The Zimbabwean Prime Minister, Morgan Tsvangirai was forced to abandon his speech at Southwark Anglican Cathedral in London this weekend, as expatriates from the southern African country jeered at his suggestion that they return to their homeland and help to rebuild their ailing nation - writes Matthew Davies.
The dean and chapter of Southwark Cathedral had extended the welcome to Tsvangirai because the Diocese of Southwark is closely linked to four Anglican dioceses in Zimbabwe.
"It is therefore a natural and appropriate venue for Mr Tsvangirai to use," said a press release from the Anglican Diocese of Southwark.
But Tsvangirai's repeated attempts to break through the shouts and chanting from more than 1,000 disgruntled Zimbabwean exiles, apparently sceptical that real reform has taken place in their homeland, were unsuccessful and he conceded and stepped down from the pulpit.
Tsvangirai's visit to London marked the final stage of a tour of Europe and the US during which he has met with several government leaders in an attempt to build relationships which may be helpful to the recovery of Zimbabwe.
Zimbabwe has experienced an economic and socio-political crisis under the leadership of President Robert Mugabe. Anglicans in Zimbabwe's Diocese of Harare have faced ongoing harassment and violence from Mugabe's police force who have attempted to stop them from worshipping.
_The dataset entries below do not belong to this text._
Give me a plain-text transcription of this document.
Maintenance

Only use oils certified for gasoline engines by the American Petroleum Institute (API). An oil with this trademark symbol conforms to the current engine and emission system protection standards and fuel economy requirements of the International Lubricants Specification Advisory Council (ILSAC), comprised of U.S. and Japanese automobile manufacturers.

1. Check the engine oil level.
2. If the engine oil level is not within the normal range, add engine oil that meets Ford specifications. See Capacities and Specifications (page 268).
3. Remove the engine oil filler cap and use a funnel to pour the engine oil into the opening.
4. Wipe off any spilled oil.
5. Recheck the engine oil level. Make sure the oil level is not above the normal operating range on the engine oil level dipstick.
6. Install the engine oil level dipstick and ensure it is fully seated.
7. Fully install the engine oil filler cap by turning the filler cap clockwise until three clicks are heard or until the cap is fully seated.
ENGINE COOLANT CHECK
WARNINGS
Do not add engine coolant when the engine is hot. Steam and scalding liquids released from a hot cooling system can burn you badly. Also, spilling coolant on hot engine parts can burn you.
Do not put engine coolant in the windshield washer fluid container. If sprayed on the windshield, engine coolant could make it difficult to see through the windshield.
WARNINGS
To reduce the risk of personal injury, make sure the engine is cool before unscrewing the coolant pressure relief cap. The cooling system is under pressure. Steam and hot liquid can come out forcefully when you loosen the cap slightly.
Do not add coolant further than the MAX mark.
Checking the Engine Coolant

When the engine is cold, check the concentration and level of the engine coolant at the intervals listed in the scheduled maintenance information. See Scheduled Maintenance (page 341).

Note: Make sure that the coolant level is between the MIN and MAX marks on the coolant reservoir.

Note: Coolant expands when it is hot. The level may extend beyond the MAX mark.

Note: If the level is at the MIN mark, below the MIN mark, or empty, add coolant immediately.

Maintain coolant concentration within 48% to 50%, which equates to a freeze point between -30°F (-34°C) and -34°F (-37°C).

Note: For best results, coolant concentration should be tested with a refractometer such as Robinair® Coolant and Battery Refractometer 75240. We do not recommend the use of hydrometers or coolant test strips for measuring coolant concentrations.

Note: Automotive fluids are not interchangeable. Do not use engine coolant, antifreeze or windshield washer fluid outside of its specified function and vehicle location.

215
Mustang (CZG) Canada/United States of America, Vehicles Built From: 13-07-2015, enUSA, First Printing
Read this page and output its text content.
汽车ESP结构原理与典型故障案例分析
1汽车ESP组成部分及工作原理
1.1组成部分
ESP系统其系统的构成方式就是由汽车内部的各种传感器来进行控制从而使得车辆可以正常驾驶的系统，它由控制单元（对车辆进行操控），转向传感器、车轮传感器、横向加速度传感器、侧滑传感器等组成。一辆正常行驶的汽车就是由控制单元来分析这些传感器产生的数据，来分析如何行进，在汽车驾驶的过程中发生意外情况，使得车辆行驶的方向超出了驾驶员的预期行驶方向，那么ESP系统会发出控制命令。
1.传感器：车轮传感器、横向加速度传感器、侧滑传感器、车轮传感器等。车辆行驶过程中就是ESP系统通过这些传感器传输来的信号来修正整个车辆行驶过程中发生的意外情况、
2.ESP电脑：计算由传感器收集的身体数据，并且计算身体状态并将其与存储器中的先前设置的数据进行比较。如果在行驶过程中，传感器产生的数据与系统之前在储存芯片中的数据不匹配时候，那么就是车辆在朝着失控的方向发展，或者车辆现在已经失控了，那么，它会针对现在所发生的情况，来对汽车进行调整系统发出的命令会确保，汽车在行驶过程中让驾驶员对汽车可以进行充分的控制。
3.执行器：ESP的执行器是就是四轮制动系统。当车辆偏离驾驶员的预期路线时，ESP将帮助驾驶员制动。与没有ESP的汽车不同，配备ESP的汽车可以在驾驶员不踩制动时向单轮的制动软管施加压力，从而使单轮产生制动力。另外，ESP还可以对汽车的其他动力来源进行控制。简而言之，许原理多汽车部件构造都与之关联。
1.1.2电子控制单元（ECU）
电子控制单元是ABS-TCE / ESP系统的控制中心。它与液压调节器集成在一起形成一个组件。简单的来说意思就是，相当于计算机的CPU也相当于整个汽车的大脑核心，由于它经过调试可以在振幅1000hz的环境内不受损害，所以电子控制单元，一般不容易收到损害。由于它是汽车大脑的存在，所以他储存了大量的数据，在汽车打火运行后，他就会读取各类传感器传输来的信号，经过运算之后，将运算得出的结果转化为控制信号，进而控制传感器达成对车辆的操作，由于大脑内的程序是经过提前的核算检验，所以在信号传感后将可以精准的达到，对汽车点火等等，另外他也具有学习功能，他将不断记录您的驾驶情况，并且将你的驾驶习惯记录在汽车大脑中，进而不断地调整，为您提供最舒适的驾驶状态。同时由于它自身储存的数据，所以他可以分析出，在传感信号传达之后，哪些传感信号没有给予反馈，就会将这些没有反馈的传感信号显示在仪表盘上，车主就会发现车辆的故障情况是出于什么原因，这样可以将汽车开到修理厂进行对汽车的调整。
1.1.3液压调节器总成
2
Mugabe and his ZANU-PF party continue to hold onto power despite being defeated by Tsvangirai and his opposition Movement for Democratic Change in the March 2008 elections.
During his speech at Southwark Cathedral, Tsvangirai attempted to offer assurances that Zimbabwe was on the mend following the creation of a power-sharing government which saw him sworn in as prime minister in February.
But his speech disintegrated when he urged Zimbabweans to return to their nation saying that their skills and money were needed to help in rebuilding.
On the final leg of his diplomatic tour 22 June 2009, Tsvangirai met with the Prime Minister, Gordon Brown who said that "Britain would be prepared to respond if it saw evidence of the Zimbabwean government breaking with its past," according to a BBC report.
"But we will continue to speak out for those who are intimidated and threatened and exploited and indeed against all censorship," Brown said. "We will continue to test the progress that is being made."
Meanwhile, young Zimbabwean Christians have said that the coalition government has failed to address widespread hunger and human rights violations in the country, according to an Ecumenical News International report.
"The sad reality remains that the expectations of the public remain largely unmet," the Students Christian Movement of Zimbabwe said in a report released on 17 June. "It is sad to note that little has been done to bring about economic sanity in the country and most people are still living below the poverty-line."
Matthew Davies is editor of Episcopal Life Online and international correspondent of Episcopal News Service (USA).